In realtà, un buon servizio pubblico deve poter scontentare sia maggioranza che opposizione per essere credibile, seguendo solo alla vecchia regola che è il giornalista a "vedere", a "decidere", a "rispondere" della notizia. Per meglio capirsi, siamo tutti bravi a fare diagnosi mediche ma se la fa un medico che è stato preparato per quello, che fa questo per mestiere, forse magari è meglio. È questione di scelte, certo, e si può sbagliare sempre però in buona fede. Mio figlio ha nella sua stanza, incorniciata, la prima pagina di un grande giornale italiano. L'apertura del giornale vede alla pari il dibattito politico in corso nella Dc e tre ore di paura a bordo di un aereo per un atterraggio di fortuna. Sono queste insomma le due notizie del giorno. Sempre in prima pagina, più in basso, solo tre colonne annunciano "L'ONU non manderà i caschi blu in Yugoslavia". Era il 20 settembre 1991. Tre anni dopo, questa notizia voleva dire oltre centomila morti su un territorio di duecentocinquantamila chilometri quadrati.

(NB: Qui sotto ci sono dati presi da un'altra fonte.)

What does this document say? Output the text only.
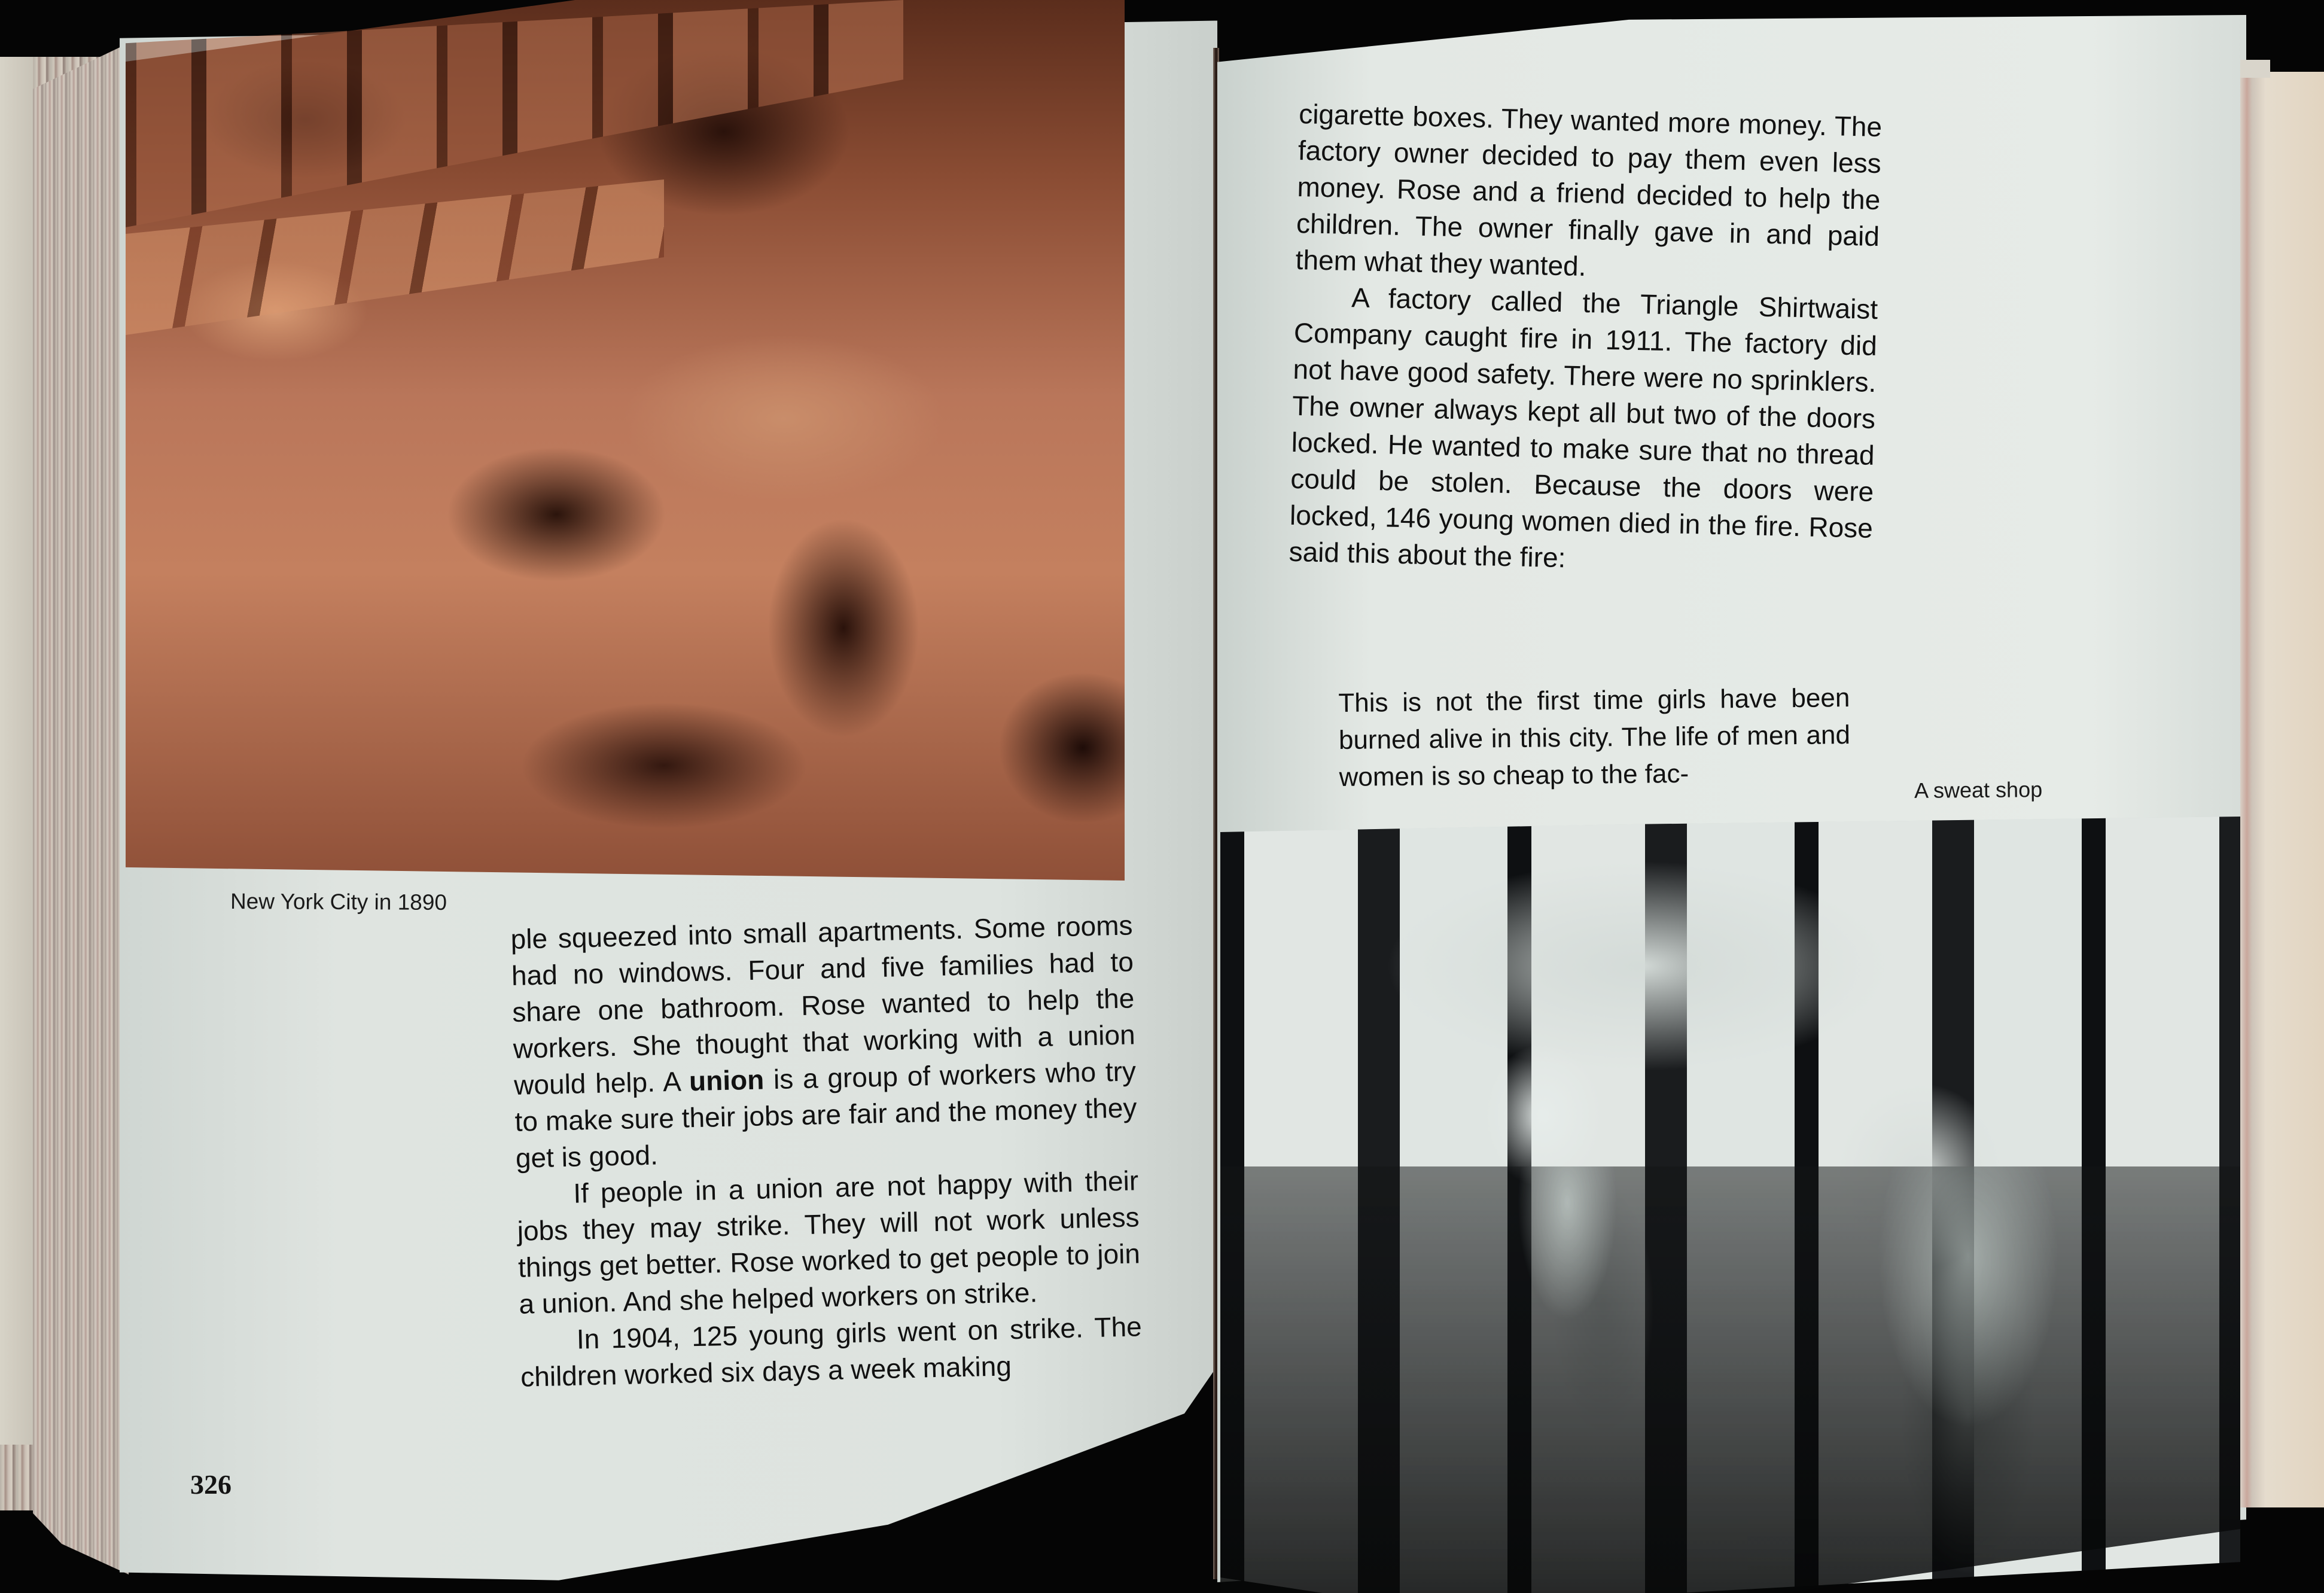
New York City in 1890

ple squeezed into small apartments. Some rooms had no windows. Four and five families had to share one bathroom. Rose wanted to help the workers. She thought that working with a union would help. A union is a group of workers who try to make sure their jobs are fair and the money they get is good.

If people in a union are not happy with their jobs they may strike. They will not work unless things get better. Rose worked to get people to join a union. And she helped workers on strike.

In 1904, 125 young girls went on strike. The children worked six days a week making

326

cigarette boxes. They wanted more money. The factory owner decided to pay them even less money. Rose and a friend decided to help the children. The owner finally gave in and paid them what they wanted.

A factory called the Triangle Shirtwaist Company caught fire in 1911. The factory did not have good safety. There were no sprinklers. The owner always kept all but two of the doors locked. He wanted to make sure that no thread could be stolen. Because the doors were locked, 146 young women died in the fire. Rose said this about the fire:

This is not the first time girls have been burned alive in this city. The life of men and women is so cheap to the fac-	A sweat shop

Solo un esempio per ricordare che non si tratta di un mestiere semplice. Occorre un enorme senso di responsabilità, professionalità, coraggio, rispetto rigoroso per il pubblico e per il proprio mestiere. Occorre non aver paura di certi magistrati incapaci e arroganti, di certi politici che, se le cose vanno male, la buttano regolarmente sui giornalisti o sui media (come i calciatori scarsi che non sanno cosa fare della palla), di colleghi che preferiscono cercare di dimostrare le loro tesi precostituite attraverso il loro lavoro mentre è solo la curiosità per tutto ciò che esiste - senza pregiudizi - e il suo saperla raccontare che rivela un giornalista, più o meno bravo che sia.